AI Progress Stalls: Experts Warn of 'Peak AI' After GPT-5 Disappointment

Futurism

The long-anticipated release of OpenAI’s GPT-5 has landed with a notable lack of fanfare, failing to ignite the industry with the revolutionary spark many had hoped for. Despite the private sector continuing to pour billions into artificial intelligence development, driven by the elusive promise of exponential gains, a growing chorus within the research community is voicing profound skepticism. Gary Marcus, a neural scientist and long-standing critic of OpenAI, articulated a sentiment increasingly shared across the field: after years of development and staggering investment, AI’s capabilities appear to be stagnating.

While GPT-5 technically registers improved scores on industry benchmarks—metrics that experts have increasingly questioned for their reliability as indicators of true progress—Marcus contends that its practical utility beyond that of a sophisticated chatbot remains limited. More concerning still, the rate at which new models are improving against even these debatable benchmarks seems to be decelerating. As Marcus observed to The New Yorker, “I don’t hear a lot of companies using AI saying that 2025 models are a lot more useful to them than 2024 models, even though the 2025 models perform better on benchmarks.” This suggests a disconnect between raw computational performance and tangible real-world value.

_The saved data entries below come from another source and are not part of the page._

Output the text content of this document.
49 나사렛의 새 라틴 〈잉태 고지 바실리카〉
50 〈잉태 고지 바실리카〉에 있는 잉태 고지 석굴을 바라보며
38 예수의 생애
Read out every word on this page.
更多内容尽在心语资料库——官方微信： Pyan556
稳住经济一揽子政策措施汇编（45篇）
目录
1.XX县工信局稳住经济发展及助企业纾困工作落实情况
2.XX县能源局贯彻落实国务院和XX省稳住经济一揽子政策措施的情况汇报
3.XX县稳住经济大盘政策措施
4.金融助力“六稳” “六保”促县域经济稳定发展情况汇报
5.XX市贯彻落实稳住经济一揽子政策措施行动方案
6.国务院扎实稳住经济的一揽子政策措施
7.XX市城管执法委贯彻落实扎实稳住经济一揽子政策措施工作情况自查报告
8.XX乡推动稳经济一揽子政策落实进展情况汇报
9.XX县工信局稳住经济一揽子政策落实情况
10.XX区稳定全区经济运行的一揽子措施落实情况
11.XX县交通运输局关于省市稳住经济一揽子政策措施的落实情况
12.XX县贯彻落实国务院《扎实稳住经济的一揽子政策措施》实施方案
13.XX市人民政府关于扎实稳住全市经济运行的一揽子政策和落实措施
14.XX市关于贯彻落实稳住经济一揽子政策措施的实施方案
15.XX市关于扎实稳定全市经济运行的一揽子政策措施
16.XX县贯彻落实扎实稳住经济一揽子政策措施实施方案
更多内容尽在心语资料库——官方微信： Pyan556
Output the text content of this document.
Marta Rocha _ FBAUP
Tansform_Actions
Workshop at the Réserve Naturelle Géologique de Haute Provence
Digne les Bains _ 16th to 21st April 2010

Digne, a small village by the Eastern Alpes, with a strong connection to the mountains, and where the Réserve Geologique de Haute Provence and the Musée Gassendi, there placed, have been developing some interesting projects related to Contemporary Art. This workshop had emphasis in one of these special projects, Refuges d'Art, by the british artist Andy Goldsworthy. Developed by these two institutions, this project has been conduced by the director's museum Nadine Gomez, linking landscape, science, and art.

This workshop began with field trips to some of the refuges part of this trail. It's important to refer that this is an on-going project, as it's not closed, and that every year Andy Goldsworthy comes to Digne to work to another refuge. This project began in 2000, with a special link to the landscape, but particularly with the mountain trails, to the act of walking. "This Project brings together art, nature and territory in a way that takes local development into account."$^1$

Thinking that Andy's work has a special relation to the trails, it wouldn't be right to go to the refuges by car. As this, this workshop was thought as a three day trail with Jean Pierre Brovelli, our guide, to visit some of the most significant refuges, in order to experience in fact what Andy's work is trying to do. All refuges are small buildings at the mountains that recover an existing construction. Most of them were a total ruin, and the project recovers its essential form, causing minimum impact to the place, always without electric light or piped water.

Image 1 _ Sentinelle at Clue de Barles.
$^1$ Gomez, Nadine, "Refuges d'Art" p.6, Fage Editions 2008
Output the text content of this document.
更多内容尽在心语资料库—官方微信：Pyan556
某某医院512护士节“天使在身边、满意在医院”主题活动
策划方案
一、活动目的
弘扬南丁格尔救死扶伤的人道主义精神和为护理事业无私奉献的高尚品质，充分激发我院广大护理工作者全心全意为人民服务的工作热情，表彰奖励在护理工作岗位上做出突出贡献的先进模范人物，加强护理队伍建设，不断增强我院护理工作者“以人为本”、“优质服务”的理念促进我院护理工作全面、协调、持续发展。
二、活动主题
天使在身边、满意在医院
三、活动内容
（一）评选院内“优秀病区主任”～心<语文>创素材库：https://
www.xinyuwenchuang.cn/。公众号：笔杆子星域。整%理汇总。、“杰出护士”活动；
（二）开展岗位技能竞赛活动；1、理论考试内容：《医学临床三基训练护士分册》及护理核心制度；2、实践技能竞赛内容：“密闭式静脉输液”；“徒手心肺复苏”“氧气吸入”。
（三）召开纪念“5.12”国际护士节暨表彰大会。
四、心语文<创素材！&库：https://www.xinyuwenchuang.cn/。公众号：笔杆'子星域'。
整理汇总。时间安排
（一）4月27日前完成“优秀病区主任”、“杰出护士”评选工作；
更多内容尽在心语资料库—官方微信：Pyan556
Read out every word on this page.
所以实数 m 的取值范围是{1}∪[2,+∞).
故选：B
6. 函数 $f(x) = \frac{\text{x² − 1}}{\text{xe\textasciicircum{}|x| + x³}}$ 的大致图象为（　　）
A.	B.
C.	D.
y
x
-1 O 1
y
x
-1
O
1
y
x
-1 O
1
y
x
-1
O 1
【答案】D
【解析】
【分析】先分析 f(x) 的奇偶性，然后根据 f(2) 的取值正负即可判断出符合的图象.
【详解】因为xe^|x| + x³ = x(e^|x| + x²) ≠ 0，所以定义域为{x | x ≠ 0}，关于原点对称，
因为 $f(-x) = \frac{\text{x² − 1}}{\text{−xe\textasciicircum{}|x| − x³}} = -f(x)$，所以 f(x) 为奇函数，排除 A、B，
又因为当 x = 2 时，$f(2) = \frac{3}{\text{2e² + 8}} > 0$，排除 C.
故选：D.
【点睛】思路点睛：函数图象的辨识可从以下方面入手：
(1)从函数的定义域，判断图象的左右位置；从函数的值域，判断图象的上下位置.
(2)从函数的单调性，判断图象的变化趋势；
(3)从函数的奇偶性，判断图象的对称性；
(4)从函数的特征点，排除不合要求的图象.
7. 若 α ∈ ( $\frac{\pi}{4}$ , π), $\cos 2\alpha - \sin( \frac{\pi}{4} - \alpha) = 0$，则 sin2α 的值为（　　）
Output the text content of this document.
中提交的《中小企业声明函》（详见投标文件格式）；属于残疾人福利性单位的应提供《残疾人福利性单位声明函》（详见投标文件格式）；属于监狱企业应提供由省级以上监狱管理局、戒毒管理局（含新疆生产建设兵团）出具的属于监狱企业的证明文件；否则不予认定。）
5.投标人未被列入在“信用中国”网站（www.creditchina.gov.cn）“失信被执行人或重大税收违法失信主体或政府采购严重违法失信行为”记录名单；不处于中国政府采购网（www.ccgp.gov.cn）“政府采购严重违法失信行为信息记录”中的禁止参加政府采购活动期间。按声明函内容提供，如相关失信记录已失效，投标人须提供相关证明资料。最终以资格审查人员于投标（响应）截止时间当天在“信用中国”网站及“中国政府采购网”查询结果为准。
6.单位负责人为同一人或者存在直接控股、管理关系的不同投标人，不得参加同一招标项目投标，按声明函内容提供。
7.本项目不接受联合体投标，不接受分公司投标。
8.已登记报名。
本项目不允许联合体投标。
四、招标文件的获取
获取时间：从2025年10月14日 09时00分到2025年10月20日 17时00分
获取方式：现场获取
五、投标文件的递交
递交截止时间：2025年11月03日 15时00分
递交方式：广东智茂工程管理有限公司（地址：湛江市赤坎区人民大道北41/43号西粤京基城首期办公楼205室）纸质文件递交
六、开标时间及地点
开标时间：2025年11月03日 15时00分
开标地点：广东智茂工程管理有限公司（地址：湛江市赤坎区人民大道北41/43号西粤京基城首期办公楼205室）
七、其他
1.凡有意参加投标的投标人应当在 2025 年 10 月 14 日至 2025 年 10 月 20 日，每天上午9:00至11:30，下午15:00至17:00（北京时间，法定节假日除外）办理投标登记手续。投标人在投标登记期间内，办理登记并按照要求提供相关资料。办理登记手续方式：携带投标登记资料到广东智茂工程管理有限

Since at least 2020, Marcus has advocated for a more pragmatic approach to AI development, one that prioritizes narrower, more focused applications over the current broad “general consumer” strategy. In the United States, major tech firms like OpenAI and Anthropic have predominantly pursued “scalable AI,” a development paradigm deeply rooted in financial capital that prioritizes rapid financial growth over the creation of genuinely useful technology. In practice, this has translated into a relentless drive to integrate ever-more graphics processing chips, demanding vast data centers, consuming immense energy, and requiring colossal capital outlays. OpenAI CEO Sam Altman theorized in 2021 that this investment model should unlock near-exponential improvements in AI capabilities, potentially leading to artificial general intelligence (AGI)—the point where AI achieves human-level cognitive abilities.

However, a significant wrinkle has emerged: the technology isn’t truly advancing at the promised rate. Once a solitary voice in an otherwise ebullient AI community, Marcus is no longer alone in his critique of scalable AI. Just recently, Michael Rovatsos, an AI scholar at the University of Edinburgh, suggested that the release of GPT-5 might signify a pivotal shift in AI’s evolution, potentially heralding “the end of creating ever more complicated models whose thought processes are impossible for anyone to understand.” This follows a March survey of 475 AI researchers, which concluded that AGI was a “very unlikely” outcome of the prevailing development approach. Even as far back as 2023, Microsoft co-founder Bill Gates told the German publication Handelsblatt that scalable AI had “reached a plateau,” a prescient observation made even before the debut of GPT-4o, let alone GPT-5.

Several years on, even the most steadfast financial backers of AI are beginning to confront this sobering reality. Despite a better-than-expected second quarter for CoreWeave, OpenAI’s datacenter partner, Wall Street is increasingly questioning big tech’s capacity to deliver on its ambitious AGI promises. As a tangible indicator of this waning confidence, CoreWeave’s stock has recently plummeted by 16 percent. This sharp decline may well be the first tremor signaling that the massive, investment-fueled AI boom is beginning to show significant cracks.